Introduction to the Collage Method:
Chaos, Creation, & Collage

The Collage Method consists of a progressive sequence of physical activities and a closely correlated series of therapeutic interviews.

Taken one by one the physical activities of collage-making appear disarmingly simple, so simple in fact that their significance easily escapes notice. However, when they are taken together, as an integrated series of transformations, a quite surprising symbolism appears. The activities entailed in making and physically transforming collages can then be seen to embody the logic of psychological development. These activities comprise an extended metaphor: they symbolize the growth of the human mind.

This correspondence between a series of ‘simple’ activities on the one hand, and a subtle developmental logic on the other, is the key to the Collage Method. Thanks to this correspondence, the Collage Method enables the collage maker to re-trace, in a forward direction, the path by which the psyche develops in infancy, childhood, and adolescence.

The logic of psychological development is not something one leaves behind as one ‘grows up.’ Childhood is important precisely because it provides access to a universal generative function, which is the logic of creativity in general. The psychotherapeutic power of the Collage Method derives from the fact that it provides a way to re-access this universal logic of creation.

On the Collage Path every step is symbolic. Every step on this path symbolizes some essential increment of symbolizing capability. That is why it is possible to say that the Collage Path symbolizes symbolization. Expressed differently, the collage process provides a ‘user interface’ to the mind’s inner black box, a way to engage the psychoformative action by which, in creating and re-creating many types of symbols, the psyche keeps itself alive.

Why is the Collage Method a psychotherapeutic technique? The Collage Method functions in two ways simultaneously: the Collage Path provides both an open format for personal expression, and an ordered sequence for structural transformation. This double-functioning enables people to tell their personal stories in such a way that the stories open up, the elements become fluid and available to enter into new combinations, and the teller/collage-maker becomes accessible to creative change.
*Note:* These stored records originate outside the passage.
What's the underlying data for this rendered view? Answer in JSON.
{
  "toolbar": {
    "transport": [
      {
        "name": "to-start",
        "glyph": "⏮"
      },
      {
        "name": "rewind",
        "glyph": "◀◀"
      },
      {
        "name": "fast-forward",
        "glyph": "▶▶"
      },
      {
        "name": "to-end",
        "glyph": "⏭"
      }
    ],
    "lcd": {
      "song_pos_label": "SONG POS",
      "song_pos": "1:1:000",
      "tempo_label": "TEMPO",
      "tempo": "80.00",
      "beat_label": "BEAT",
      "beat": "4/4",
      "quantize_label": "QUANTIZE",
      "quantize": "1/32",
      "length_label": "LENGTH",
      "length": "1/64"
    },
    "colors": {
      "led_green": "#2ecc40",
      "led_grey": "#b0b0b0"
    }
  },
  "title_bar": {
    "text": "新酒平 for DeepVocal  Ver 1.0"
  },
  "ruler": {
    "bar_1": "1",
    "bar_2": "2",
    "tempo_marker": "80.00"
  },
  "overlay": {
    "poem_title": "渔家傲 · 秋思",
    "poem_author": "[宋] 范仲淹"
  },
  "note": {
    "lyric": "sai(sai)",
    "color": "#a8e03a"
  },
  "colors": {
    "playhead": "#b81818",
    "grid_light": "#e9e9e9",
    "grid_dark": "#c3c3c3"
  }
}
The specific images used by collage makers are important, of course, but the content of these images, and the interpretation of this content, are approached indirectly here: from the ‘bottom up.’ In this approach, the process of discerning and interpreting meaning is enfolded within a re-creation of those mental operations that establish meaning, and, more specifically, establish the capactity to make meanings, in the first place.

In the same way that the progressive logic of psychological development transforms the child’s experience, so also the operations performed upon the collage transform the multi-image field. These structuring operations—highly abstract and elusive in actual life, but in this method foregrounded and made concrete—are the object of the Collage Path.

Re-creating these paradigmatic operations leads to interpretations of the particular, very personal images, configurations, and transformations that appear during the course of a collage process. But, more fundamentally, these operations produce a psychological subject who is capable of forming and using such interpretations: a “collage maker” who is a locus of subjectivity and is, himself or herself, continually under construction.…

Specific images are chosen by collage makers because they are bearers of feeling, or because they serve as emotional catalysts, marking essential positions in what becomes, thanks to their presence, a highly charged emotional space. When these feeling-laiden and feeling-marking images are combined in multi-image configurations, the feelings at play are multiplied by the interactions that occur among all the images. The amount of feeling in the total field can then become nearly overwhelming.

Feelings intensify when strongly motivated images are brought close to each other. A need then arises to re-structure the whole image-field in which these images occur, so that mounting levels of excitation can be made bearable by being channelized in new ways. Successive re-structurations raise the field to progressively higher levels of organization, each new level governed by more complex cognitive principles.

Over the course of a collage process the collage-maker’s core images and key personal symbols, including ones that have been repressed or disavowed, come to light. Given the depth of the developmental sequence that the Collage Path re-creates, and the vividness of the materials it employs, they can scarcely fail to do so. But these symbols emerge here in a formative context, in which the primary object is not symbols but symbolization. This implies that the psychic conditions that will enable these problematic, feeling-laiden symbols to be clearly faced and progressively re-integrated, re-symbolized within a more differentiated self — these symbolizing conditions are, on the Collage Path, re-created along with the symbols they support.

The mind is, inherently, a pluralistic society; a collage is, above all, a contained multiplicity. Hence it is not the action of isolated images, no matter how potent, that motivates the movement we will follow here; it is, rather, energies and tensions generated within multi-image fields that propel it. Accordingly, the cultural background presumed by the Collage Path is the contemporary experience of over-stimulation and fragmentation: the experience of multiple elements proliferating, generating a surplus of feeling, becoming unmanageable. Fragmentation is both a paradigmatic psychological symptom and an inescapable prelude to innovation; a source of anxiety and pain, and an opening to the birth of new form.